Dans ce communiqué, pas un mot de regret sur les milliers de Comoriens qui périssent en mer, pas un mot sur les conditions de détention inhumaines à Mayotte au centre de rétention ou à la prison de Majicavo, pas un mot sur le dernier rapport français qui conclut à une responsabilité de la Police des frontières sur la collision avec un Kwassa et qui a entraîné dans le fond des mers mahoraises, femmes et enfants. En agissant de la sorte, les responsables politiques en charge de ce dossier violent la constitution. Ni plus, ni moins.

Dans les mêmes conditions que sous le rebelle Mohamed Bacar, les avions de la compagnie Comores Aviation, déversent à Anjouan les expulsés, chassés, pour le seul motif qu’ils sont nés à Anjouan, Mohéli et Ngazidja.
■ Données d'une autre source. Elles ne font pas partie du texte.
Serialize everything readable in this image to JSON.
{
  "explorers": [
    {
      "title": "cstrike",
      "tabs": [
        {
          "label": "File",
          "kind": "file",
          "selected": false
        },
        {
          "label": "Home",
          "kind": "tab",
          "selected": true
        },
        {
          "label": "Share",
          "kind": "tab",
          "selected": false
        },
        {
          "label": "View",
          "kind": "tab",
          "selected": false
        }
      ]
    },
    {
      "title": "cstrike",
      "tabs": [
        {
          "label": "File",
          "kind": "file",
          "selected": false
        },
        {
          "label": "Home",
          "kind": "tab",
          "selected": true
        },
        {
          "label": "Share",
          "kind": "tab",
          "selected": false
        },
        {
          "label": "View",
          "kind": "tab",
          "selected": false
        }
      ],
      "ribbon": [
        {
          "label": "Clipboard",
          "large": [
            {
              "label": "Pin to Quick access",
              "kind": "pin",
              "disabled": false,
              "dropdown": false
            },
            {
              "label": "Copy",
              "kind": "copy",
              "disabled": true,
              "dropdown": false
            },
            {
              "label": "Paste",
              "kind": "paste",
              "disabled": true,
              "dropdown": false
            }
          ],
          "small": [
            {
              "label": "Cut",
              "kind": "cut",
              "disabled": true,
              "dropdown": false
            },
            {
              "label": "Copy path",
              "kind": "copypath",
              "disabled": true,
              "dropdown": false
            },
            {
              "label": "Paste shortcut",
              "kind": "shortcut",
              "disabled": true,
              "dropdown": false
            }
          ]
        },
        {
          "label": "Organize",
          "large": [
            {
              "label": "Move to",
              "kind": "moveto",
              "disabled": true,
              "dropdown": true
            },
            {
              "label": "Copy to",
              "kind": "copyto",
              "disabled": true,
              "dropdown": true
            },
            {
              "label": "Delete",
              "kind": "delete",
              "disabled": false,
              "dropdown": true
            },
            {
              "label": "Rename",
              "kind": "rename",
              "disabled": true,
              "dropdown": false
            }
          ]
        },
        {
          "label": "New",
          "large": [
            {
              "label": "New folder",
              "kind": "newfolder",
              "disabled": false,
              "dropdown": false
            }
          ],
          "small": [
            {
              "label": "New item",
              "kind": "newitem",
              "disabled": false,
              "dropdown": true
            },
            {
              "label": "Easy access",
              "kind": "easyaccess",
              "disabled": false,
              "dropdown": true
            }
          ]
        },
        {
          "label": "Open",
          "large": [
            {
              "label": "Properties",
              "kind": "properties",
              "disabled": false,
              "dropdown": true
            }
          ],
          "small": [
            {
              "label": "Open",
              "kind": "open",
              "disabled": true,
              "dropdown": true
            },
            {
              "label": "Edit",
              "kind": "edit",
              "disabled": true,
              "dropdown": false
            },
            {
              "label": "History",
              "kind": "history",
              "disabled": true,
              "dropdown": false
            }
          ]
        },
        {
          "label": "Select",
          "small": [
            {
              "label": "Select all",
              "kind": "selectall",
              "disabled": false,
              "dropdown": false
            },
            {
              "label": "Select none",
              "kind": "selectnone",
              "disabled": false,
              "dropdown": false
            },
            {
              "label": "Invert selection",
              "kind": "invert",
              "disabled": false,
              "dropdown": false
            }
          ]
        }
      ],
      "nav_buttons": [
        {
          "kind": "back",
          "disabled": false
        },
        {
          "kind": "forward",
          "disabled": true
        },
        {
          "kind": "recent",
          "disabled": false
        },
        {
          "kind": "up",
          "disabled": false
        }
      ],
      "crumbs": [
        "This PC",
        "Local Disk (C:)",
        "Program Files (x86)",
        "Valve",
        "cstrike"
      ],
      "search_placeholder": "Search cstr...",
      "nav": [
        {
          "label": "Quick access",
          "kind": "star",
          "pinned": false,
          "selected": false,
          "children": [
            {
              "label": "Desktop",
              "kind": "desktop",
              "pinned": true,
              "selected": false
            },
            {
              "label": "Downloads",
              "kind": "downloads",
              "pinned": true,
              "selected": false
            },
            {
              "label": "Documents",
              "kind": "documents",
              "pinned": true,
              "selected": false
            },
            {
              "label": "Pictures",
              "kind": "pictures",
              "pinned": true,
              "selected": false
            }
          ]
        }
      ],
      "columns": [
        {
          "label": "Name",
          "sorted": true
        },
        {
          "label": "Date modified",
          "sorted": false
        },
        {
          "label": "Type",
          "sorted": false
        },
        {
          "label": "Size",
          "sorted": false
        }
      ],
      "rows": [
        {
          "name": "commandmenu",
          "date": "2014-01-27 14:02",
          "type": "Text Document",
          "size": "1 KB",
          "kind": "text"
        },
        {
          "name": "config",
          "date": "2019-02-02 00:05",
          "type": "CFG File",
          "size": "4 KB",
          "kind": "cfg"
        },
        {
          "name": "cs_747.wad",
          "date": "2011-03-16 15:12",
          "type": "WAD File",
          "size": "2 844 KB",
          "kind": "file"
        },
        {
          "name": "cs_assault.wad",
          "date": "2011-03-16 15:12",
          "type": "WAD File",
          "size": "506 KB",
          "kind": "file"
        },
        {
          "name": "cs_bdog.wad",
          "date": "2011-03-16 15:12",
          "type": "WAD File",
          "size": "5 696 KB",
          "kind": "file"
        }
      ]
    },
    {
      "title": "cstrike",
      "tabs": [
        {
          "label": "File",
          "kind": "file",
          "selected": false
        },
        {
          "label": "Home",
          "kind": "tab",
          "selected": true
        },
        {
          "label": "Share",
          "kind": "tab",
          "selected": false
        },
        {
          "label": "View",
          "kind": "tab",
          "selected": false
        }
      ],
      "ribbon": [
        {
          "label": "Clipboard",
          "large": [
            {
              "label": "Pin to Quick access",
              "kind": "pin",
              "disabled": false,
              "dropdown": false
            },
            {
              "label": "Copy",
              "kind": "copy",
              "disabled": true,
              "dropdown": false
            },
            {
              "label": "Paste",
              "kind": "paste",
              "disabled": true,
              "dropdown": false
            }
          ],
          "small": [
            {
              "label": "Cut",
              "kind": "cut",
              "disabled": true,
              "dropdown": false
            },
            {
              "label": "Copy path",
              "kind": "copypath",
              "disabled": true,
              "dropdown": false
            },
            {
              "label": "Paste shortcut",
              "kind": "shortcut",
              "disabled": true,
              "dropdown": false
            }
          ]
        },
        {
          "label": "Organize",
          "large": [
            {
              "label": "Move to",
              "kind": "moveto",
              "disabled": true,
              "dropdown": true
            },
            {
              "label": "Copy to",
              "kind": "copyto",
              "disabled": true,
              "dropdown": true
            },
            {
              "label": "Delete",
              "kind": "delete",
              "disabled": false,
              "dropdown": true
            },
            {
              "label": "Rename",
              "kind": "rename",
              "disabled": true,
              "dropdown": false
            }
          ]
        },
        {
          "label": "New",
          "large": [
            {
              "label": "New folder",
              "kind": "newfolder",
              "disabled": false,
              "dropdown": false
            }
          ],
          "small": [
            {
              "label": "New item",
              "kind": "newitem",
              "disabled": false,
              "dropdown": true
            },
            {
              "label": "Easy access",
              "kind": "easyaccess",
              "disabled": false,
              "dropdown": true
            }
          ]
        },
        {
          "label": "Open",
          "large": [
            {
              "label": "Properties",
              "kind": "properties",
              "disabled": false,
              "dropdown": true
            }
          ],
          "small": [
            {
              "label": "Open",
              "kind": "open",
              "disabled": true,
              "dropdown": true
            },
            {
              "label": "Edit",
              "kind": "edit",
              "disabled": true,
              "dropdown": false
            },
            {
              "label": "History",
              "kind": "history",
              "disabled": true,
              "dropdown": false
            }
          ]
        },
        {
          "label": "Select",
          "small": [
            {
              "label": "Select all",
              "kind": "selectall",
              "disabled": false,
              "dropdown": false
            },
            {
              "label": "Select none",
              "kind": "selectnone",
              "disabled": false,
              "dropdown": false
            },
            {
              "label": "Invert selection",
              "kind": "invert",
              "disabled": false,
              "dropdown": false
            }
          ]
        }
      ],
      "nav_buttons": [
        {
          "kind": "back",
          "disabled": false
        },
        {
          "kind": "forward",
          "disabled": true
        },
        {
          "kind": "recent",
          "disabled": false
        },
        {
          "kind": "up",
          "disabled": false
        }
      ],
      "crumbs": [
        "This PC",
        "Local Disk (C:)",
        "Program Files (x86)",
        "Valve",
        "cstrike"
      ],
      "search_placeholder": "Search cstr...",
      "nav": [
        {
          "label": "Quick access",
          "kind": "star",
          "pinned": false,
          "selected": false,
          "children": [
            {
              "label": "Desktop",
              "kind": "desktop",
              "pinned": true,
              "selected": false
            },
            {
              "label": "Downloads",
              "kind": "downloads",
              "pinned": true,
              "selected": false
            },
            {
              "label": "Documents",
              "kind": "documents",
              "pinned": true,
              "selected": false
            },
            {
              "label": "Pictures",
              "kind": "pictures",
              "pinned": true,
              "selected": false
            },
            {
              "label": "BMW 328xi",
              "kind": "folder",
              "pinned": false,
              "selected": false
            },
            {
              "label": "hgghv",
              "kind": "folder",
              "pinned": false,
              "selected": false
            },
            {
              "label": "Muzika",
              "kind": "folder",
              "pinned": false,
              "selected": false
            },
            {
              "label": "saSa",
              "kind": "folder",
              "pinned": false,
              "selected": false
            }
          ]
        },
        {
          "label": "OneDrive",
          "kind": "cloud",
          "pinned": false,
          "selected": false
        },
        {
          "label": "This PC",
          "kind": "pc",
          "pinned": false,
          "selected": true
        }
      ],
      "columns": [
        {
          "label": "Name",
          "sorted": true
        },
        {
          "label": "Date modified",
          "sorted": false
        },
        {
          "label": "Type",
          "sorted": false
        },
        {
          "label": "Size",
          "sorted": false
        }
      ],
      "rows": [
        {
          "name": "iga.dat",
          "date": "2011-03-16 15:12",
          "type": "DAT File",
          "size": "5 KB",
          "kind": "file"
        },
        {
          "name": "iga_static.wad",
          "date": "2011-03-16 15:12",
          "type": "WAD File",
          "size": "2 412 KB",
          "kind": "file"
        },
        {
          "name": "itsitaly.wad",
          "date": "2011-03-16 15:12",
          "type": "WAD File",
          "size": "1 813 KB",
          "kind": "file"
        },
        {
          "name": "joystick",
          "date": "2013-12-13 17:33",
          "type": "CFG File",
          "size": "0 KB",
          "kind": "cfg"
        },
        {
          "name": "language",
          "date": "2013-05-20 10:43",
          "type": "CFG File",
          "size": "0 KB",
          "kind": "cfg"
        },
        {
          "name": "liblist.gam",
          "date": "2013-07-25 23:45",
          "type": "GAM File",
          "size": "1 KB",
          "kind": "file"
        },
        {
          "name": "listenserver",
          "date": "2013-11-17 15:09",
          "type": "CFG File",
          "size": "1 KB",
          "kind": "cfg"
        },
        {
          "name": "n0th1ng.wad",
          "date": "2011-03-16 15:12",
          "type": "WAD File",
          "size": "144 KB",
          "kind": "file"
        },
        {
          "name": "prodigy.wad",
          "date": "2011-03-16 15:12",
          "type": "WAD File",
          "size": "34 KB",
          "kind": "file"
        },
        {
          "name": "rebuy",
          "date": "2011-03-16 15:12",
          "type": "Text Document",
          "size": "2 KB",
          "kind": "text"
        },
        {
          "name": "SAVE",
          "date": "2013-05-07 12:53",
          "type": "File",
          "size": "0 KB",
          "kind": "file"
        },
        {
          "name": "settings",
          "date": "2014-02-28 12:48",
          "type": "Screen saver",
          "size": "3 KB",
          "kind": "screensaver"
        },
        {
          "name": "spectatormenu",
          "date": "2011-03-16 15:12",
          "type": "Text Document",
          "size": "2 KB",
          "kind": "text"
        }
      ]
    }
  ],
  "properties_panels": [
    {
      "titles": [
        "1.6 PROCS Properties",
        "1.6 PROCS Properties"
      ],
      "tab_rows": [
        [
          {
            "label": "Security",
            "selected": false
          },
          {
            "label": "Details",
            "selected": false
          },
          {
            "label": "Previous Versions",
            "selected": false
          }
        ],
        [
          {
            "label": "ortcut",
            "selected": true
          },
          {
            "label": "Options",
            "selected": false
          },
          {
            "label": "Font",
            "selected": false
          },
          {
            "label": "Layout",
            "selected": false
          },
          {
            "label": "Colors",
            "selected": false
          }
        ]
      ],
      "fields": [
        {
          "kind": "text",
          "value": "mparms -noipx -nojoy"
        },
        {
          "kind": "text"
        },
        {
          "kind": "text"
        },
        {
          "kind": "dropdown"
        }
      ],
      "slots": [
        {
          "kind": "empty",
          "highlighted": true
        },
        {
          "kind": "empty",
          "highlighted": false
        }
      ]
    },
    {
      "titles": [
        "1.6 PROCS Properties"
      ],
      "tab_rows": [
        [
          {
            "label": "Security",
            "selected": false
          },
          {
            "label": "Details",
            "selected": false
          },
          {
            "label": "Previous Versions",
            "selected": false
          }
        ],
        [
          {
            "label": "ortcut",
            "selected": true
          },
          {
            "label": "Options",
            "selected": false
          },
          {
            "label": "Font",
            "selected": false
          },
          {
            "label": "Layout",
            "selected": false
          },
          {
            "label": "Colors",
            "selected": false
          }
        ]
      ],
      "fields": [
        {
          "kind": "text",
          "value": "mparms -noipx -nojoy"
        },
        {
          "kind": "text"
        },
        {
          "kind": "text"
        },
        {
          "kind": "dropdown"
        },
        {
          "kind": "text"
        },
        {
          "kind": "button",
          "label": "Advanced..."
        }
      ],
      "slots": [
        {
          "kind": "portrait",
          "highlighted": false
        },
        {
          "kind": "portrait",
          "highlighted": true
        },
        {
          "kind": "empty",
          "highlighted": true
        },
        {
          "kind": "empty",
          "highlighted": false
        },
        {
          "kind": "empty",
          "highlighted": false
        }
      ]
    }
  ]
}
Le pouvoir intérimaire à Anjouan, reprend les mêmes pratiques du rebelle Bacar. Le  gouvernement comorien avait pourtant décidé, après la fuite couverte du colonel Mohamed Bacar à Mayotte, puis à la Réunion, (note  N°08/224), d’interdire ‘‘strictement toute agence de voyage, aérienne ou maritime, nationale ou étrangère, de transporter des comoriens dits “clandestins" à partir de Mayotte jusqu’à nouvel ordre’’. La note de service avertissait : ‘‘tout contrevenant s’expose à des sanctions, notamment le refoulement de ses passagers vers le lieu d’embarquement’’. C’est l’inverse qui s’est produit. 

Depuis l’établissement du visa d’entrée à Mayotte par le premier ministre français, Edouard Balladur en novembre 1994, les Comoriens des trois îles partent en Kwassa Kwassa pour joindre ‘‘clandestinement’’ leurs familles, priant de ne pas rencontrer les vedettes rapides de la Police de l’air et des frontières ( la Paf), patrouillant la zone à leur recherche.

Douche froide

Plus de 4000 personnes périront dans le bras de mer qui sépare Anjouan de Mayotte. Leurs embarcations de fortune couleront mystérieusement jusqu’au dernier en date dont une commission française de la déontologie et de la sécurité a révélé les causes dramatiques de la collision qui a provoqué le drame. Mayotte reprendra, selon les conclusions des dernières réunions, le quota de 200 personnes expulsées par semaine qui a été fixé par le gouvernement français.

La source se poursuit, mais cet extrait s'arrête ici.